Unable to print node properties in DSE graph - graph

Apologies as this might be very basic question on the topic but I am new to Gremlin/DSE Graph and i tried many ways to extract data i am inserting to my graph but somehow i am unable to make it work.
Here is what i have:
1. Graph with allow_scans set to true
2. Schema with propertyKey and vertexes defined and materialized index on NodeID of all Vertexes.
There are no relationships right now, just vertexes with data points.
I wrote a program to insert all my nodes to DSE Graph which is working successfully as i get response like below after program created every Vertex:
Result({u'id': {u'out_vertex': {u'community_id': 853347840, u'~label': u'vertex', u'member_id': 14}, u'~type': u'Name', u'local_id': u'00000000-0000-8012-0000-000000000000'}, u'value': u'amount', u'label': u'Name'})]
Ok So now the nodes are inserted, i want to extract them and print their names:
So i did:
g.V().hasLabel('FIELD').has('NodeID','2559b635f077e86c7370ab1c4c798a06').values('Name');
Above failed successfully with blank result. I mean it runs successfully with null output like there is no error but then there is no output. (null in gremlin-console and 'Success - No Results' in DataStax Studio)
Then i came across documentation that graph will not know if the 'has' will only return one node or more, so i used next for iterating as per documentation and tutorials:
g.V().hasLabel('FIELD').has('NodeID','2559b635f077e86c7370ab1c4c798a06').next().values('Name');
Even this failed with
org.apache.tinkerpop.gremlin.driver.exception.ResponseException
(Datastax studio doesnt show more information) - How can i debug this further?
I even came across lambda approach in which i use map :
g.V().hasLabel('FIELD').has('NodeID','2559b635f077e86c7370ab1c4c798a06').map{it.get().value('Name')};
which responded with 'it' not being defined.
(i even tried valueMap - not sure if it was even required)
What am i doing wrong to find and print properties values of a node?
Any directions or query which can help me extract the names and other properties?
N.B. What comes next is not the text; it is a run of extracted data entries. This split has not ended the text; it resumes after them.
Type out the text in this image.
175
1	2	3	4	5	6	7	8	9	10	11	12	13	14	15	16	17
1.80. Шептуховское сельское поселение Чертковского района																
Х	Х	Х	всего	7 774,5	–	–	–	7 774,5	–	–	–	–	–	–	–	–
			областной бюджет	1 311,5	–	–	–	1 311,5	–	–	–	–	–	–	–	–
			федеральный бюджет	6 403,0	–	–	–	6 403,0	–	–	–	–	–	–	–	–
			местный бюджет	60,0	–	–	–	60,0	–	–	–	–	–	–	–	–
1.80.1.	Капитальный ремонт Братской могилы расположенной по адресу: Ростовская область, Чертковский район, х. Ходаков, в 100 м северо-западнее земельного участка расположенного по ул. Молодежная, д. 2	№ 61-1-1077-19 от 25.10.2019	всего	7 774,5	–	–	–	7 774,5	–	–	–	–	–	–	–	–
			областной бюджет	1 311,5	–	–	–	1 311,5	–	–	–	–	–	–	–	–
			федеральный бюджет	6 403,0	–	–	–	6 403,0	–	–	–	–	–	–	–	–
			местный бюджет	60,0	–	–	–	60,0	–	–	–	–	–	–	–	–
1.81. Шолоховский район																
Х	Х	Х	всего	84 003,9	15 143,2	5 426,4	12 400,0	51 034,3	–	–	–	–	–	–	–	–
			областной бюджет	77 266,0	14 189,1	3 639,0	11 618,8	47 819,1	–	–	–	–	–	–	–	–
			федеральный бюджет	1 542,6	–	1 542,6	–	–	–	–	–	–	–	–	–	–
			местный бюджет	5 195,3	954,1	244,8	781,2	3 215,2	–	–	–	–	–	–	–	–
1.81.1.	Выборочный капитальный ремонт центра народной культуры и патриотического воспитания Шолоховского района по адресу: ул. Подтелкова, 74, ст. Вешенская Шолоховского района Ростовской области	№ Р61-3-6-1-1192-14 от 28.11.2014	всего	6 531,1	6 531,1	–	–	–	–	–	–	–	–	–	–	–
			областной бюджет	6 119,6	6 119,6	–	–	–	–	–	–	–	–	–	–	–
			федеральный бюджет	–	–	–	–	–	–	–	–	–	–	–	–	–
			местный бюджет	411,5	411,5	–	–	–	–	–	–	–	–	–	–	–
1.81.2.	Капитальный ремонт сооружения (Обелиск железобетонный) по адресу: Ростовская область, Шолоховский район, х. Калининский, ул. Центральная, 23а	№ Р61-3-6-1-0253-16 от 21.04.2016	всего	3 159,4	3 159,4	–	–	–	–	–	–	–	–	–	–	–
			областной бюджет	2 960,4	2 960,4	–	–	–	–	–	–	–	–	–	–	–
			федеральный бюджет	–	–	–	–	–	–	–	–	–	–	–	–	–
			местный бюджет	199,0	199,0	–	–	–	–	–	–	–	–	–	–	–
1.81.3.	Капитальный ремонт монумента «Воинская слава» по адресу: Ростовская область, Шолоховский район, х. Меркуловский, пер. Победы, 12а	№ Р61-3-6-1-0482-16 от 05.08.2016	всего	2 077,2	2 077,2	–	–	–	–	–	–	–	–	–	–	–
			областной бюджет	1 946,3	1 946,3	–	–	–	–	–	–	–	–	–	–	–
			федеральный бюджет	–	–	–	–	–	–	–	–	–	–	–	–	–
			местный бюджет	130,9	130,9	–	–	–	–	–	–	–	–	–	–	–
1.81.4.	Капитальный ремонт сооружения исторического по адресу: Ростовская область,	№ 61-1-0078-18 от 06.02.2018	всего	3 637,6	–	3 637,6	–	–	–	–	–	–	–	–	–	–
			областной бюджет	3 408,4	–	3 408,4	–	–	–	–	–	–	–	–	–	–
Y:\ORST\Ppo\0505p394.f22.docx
Even a multi-step query? however i don't think this should be that complicated.
UPDATE:
As per answer i get the following traceback:
gremlin> :> g.V().hasLabel('FIELD').has('NodeID','2559b635f077e86c7370ab1c4c798a06').valueMap(true).next();
org.apache.tinkerpop.gremlin.groovy.plugin.RemoteException
Type ':help' or ':h' for help.
Display stack trace? [yN]y
org.apache.tinkerpop.gremlin.groovy.plugin.RemoteException
at org.apache.tinkerpop.gremlin.console.groovy.plugin.DriverRemoteAcceptor.submit(DriverRemoteAcceptor.java:170)
at org.apache.tinkerpop.gremlin.console.commands.SubmitCommand.execute(SubmitCommand.groovy:41)
at org.codehaus.groovy.tools.shell.Shell.execute(Shell.groovy:104)
at org.codehaus.groovy.tools.shell.Groovysh.super$2$execute(Groovysh.groovy)
at sun.reflect.GeneratedMethodAccessor15.invoke(Unknown Source)
at sun.reflect.DelegatingMethodAccessorImpl.invoke(DelegatingMethodAccessorImpl.java:43)
at java.lang.reflect.Method.invoke(Method.java:498)
at org.codehaus.groovy.reflection.CachedMethod.invoke(CachedMethod.java:93)
at groovy.lang.MetaMethod.doMethodInvoke(MetaMethod.java:325)
at groovy.lang.MetaClassImpl.invokeMethod(MetaClassImpl.java:1215)
at org.codehaus.groovy.runtime.ScriptBytecodeAdapter.invokeMethodOnSuperN(ScriptBytecodeAdapter.java:132)
at org.codehaus.groovy.tools.shell.Groovysh.executeCommand(Groovysh.groovy:259)
at org.apache.tinkerpop.gremlin.console.GremlinGroovysh.execute(GremlinGroovysh.groovy:84)
at org.codehaus.groovy.tools.shell.Shell.leftShift(Shell.groovy:122)
at org.codehaus.groovy.tools.shell.ShellRunner.work(ShellRunner.groovy:95)
at org.codehaus.groovy.tools.shell.InteractiveShellRunner.super$2$work(InteractiveShellRunner.groovy)
at sun.reflect.NativeMethodAccessorImpl.invoke0(Native Method)
at sun.reflect.NativeMethodAccessorImpl.invoke(NativeMethodAccessorImpl.java:62)
at sun.reflect.DelegatingMethodAccessorImpl.invoke(DelegatingMethodAccessorImpl.java:43)
at java.lang.reflect.Method.invoke(Method.java:498)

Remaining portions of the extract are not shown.